Monsieur Diggelmann, en raison des grosses précipitations, de nombreux barrages en Europe de l'Est sont menacés. Qu'est-ce que cela implique?
Philemon Diggelmann: il y a une différence cruciale entre un barrage qui déborde de manière contrôlée et un barrage qui s'érode.
Que signifie érodé?
Emporté par le courant. La force d'entraînement de l'eau absorbe les matériaux du barrage et les emporte. Cela entraîne la formation de rigoles et de sillons de plus en plus profonds dans le barrage, si bien qu'avec le temps, tout le corps est emporté par l'eau. En principe, les barrages sont conçus pour ne pas se rompre, même en cas d'événements très rares mais violents comme ceux qui se produisent actuellement en Europe de l'Est.
Quel est le principe d'un barrage?
Il existe deux catégories de barrages. La première catégorie concerne les barrages pour les centrales hydroélectriques. Ils retiennent l'eau, ce qui fait monter le niveau de l'eau, afin de pouvoir générer davantage d'énergie. Ces barrages permettent également de déplacer l'eau, par exemple du week-end en semaine, car la demande en électricité est plus élevée pendant les jours de semaine.
Et la deuxième catégorie?
Ce sont des barrages de rétention pour les crues. Ce sont des barrages qui contiennent généralement très peu d'eau. En cas de crue, ces barrages se remplissent avec les eaux des rivières. Leur fonctionnement permet de retenir une partie de la crue et de la relâcher plus lentement, avec des volumes d'eau réduits. Cela réduit les débits maximaux et exerce ainsi un effet d'amortissement.
Quelle est la situation en Suisse? Pourrait-elle nous toucher aussi violemment que l'Europe de l'Est actuellement?
Des situations météorologiques telles que celles que nous connaissons actuellement en Europe de l'Est peuvent certainement aussi se produire en Suisse.
Y a-t-il des barrages critiques en Suisse?
En principe, non. Les barrages sont dimensionnés de manière sûre par leurs propriétaires — producteurs d'énergie, cantons, communes — indépendamment de leur situation géographique. Il existe une législation sur les barrages. Les barrages d'une certaine hauteur et d'un certain volume sont soumis à cette législation. De même, des experts analysent si les barrages présentent un danger particulier en cas de rupture.

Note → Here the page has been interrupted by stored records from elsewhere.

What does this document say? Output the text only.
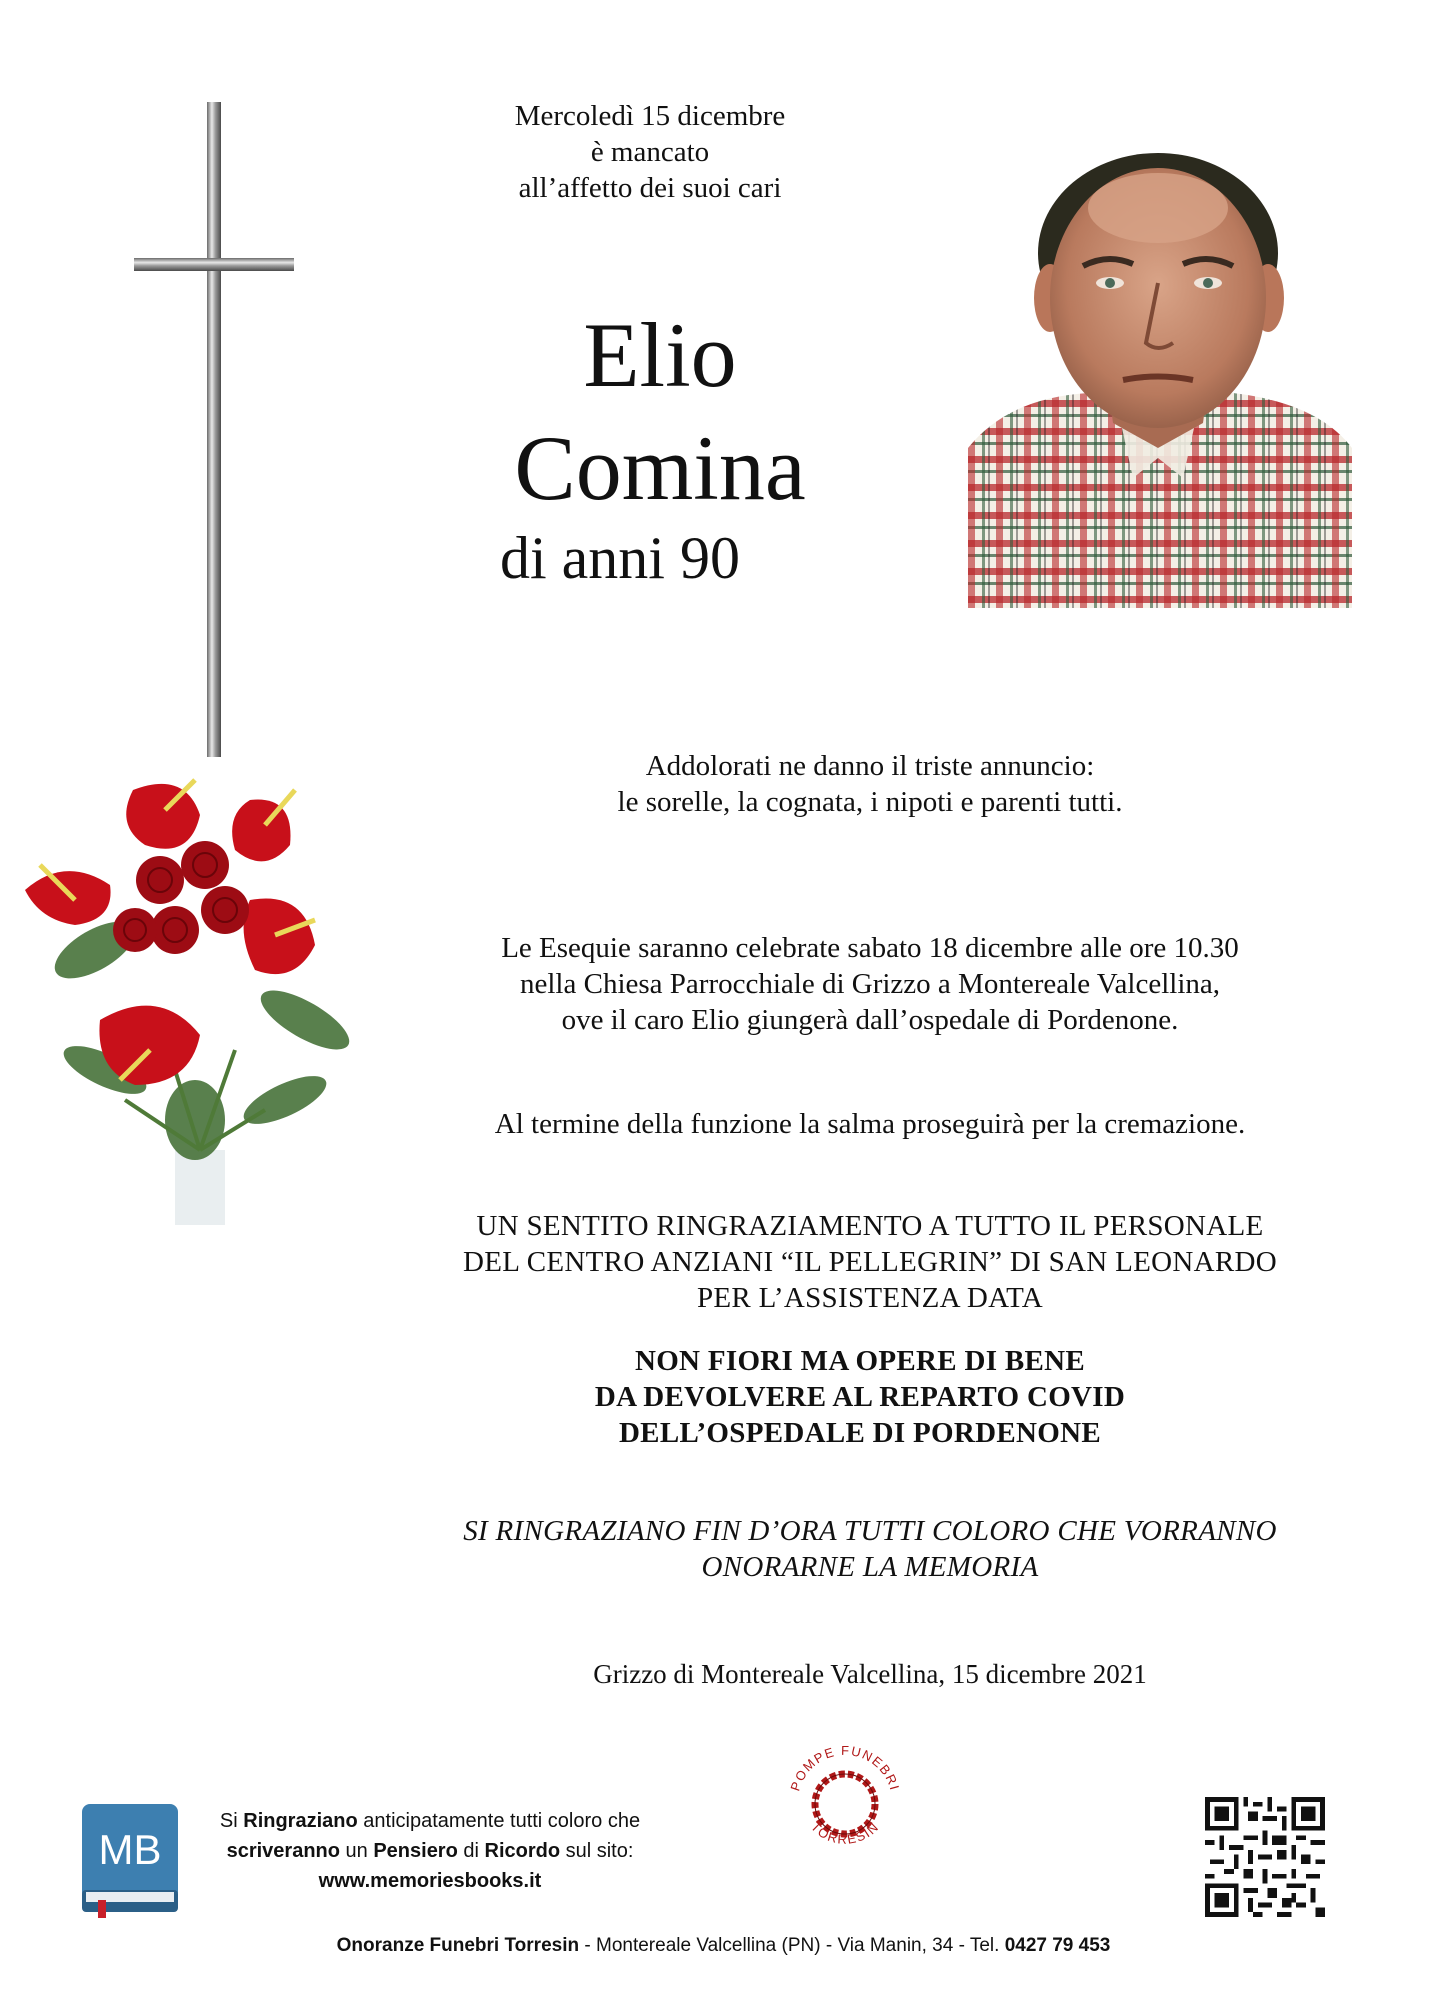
Mercoledì 15 dicembre
è mancato
all’affetto dei suoi cari
Elio
Comina
di anni 90
Addolorati ne danno il triste annuncio:
le sorelle, la cognata, i nipoti e parenti tutti.
Le Esequie saranno celebrate sabato 18 dicembre alle ore 10.30
nella Chiesa Parrocchiale di Grizzo a Montereale Valcellina,
ove il caro Elio giungerà dall’ospedale di Pordenone.
Al termine della funzione la salma proseguirà per la cremazione.
UN SENTITO RINGRAZIAMENTO A TUTTO IL PERSONALE
DEL CENTRO ANZIANI “IL PELLEGRIN” DI SAN LEONARDO
PER L’ASSISTENZA DATA
NON FIORI MA OPERE DI BENE
DA DEVOLVERE AL REPARTO COVID
DELL’OSPEDALE DI PORDENONE
SI RINGRAZIANO FIN D’ORA TUTTI COLORO CHE VORRANNO
ONORARNE LA MEMORIA
Grizzo di Montereale Valcellina, 15 dicembre 2021
MB
Si Ringraziano anticipatamente tutti coloro che
scriveranno un Pensiero di Ricordo sul sito:
www.memoriesbooks.it
POMPE FUNEBRI
TORRESIN
Onoranze Funebri Torresin - Montereale Valcellina (PN) - Via Manin, 34 - Tel. 0427 79 453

Comment se déroulent ces analyses?
Sur la base de calculs d'inondation, les spécialistes déterminent si des vies humaines peuvent être menacées ou non. Si c'est le cas, ces barrages sont également soumis à la législation sur les ouvrages d'accumulation. Cette législation impose des exigences très élevées à la construction des barrages. Ils doivent répondre aux normes les plus récentes. Des inspections régulières et des contrôles de qualité sont obligatoires.
Qu'en est-il des barrages qui ne relèvent pas de la législation sur les ouvrages d'accumulation?
Il s'agit de petits étangs d'un demi-mètre ou d'un mètre de haut. Avec de tels barrages, on peut exclure que des vies humaines soient mises en danger en cas de rupture.
Faut-il s'attendre à ce que les autorités suisses se préoccupent davantage de la sécurité de nos barrages en raison des inondations en Europe de l'Est?
En Suisse, les lois sont respectées, chaque canton a ses prescriptions, de plus la Confédération assume des fonctions de surveillance supplémentaires et contrôle les cantons. Je pars du principe qu'en raison de la situation en Europe de l'Est, aucune enquête supplémentaire ne sera menée chez nous — sachant que tous les contrôles ont de toute façon lieu régulièrement. Mais si l'analyse des incidents en Europe de l'Est devait apporter de nouveaux éléments, il est fort possible que les autorités suisses les appliquent à la situation chez nous.